Nike shares are falling as the sneaker maker warns of a sales slowdown

Key Points
  • Nike is still showing signs of weakness in North America.
  • Fourth-quarter sales growth is expected to slow compared with a year ago.
  • But Nike says it's still in the "early stages" of its investments paying off.
An employee carries Nike Inc. sneakers for a customer at a Dick's Sporting Goods Inc. store in Sterling Heights, Michigan
Sean Proctor | Bloomberg | Getty Images

Nike shares fell Friday morning after the sneaker maker reported weaker-than-expected sales in North America during its latest quarter and warned revenue growth could slow down during the fourth and current quarter.
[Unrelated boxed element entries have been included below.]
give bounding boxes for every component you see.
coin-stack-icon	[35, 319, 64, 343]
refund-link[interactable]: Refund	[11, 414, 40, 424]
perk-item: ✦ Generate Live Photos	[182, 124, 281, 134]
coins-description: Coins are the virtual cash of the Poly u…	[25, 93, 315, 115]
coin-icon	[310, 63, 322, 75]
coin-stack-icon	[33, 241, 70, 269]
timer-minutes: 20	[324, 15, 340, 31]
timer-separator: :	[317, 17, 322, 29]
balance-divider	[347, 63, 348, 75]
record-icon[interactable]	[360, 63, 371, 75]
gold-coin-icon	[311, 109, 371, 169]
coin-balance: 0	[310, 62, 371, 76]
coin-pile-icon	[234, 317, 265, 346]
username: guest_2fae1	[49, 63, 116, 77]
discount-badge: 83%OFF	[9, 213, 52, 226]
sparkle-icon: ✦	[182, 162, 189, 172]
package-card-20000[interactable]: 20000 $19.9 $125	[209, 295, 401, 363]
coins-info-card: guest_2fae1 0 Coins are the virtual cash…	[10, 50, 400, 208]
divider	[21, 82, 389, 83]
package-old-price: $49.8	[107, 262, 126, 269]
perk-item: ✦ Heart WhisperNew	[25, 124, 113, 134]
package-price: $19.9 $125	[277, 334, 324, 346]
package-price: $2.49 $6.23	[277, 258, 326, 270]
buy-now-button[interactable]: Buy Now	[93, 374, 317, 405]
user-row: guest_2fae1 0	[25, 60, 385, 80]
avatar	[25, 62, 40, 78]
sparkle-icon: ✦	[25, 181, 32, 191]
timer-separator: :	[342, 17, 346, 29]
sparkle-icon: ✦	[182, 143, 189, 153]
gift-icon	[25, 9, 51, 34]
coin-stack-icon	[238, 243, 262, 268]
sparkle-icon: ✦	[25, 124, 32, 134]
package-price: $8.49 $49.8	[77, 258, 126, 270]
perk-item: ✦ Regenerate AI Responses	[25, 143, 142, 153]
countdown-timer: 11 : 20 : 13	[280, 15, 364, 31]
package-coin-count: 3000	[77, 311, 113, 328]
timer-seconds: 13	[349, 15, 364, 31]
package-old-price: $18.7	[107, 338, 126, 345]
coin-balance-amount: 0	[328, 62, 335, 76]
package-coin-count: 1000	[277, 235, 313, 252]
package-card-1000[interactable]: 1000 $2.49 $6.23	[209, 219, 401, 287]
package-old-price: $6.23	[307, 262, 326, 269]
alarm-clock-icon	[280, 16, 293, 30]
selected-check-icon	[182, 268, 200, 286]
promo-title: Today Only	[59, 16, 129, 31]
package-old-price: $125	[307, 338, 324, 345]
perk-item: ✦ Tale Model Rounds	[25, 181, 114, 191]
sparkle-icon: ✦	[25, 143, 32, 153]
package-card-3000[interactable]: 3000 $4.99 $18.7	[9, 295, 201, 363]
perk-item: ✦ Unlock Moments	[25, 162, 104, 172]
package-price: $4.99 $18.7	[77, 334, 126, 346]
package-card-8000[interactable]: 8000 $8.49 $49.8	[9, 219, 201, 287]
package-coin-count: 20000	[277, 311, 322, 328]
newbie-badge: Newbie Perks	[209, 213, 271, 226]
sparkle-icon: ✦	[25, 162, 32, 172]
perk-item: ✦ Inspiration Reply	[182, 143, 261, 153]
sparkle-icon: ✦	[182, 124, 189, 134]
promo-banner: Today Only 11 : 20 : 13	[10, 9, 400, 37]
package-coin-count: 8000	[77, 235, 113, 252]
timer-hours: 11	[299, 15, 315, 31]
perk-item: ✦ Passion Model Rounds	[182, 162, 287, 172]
The company told analysts Thursday evening that it expects sales during its fiscal fourth quarter will be up a high single-digit rate, on a constant currency basis. But currency headwinds are expected to reduce that growth by about 6 percentage points, CFO Andy Campion said, resulting in low single-digit gains compared with a year ago.

Nike shares were falling more than 4.5 percent Friday morning. The stock had closed Thursday at a record high of $88.01, having climbed more than 32 percent over the past 12 months.

Though Nike's fourth-quarter earnings outlook is shy of Street estimates, J.P. Morgan analyst Matt Boss said in a research note that Nike has been "historically conservative" with its forecast.

He said Nike selling more directly to consumers, and at full price, should continue to boost gross margins and help the company exceed its own outlook.

Separately, Nomura Instinet analyst Simeon Siegel raised his price target on Nike shares to $91 from $85, following the retailer's third-quarter earnings release.

"In this environment, Nike is showing its stripes, standing as the clear outlier to the recurring revenue ceiling that dominates all brands," Siegel said.

On Thursday, Nike told analysts its investments in online initiatives and its "Consumer Direct Offense" — where it's focused on getting new products to market with speed — were just starting to pay off.

"We are still in the early stages of executing the 'Consumer Direct Offense' with much more opportunity ahead of us," Campion said. "So, we will continue to focus our investments on the digital transformation of Nike and in the areas of our business where we see the greatest potential to grow and create value for both consumers and shareholders."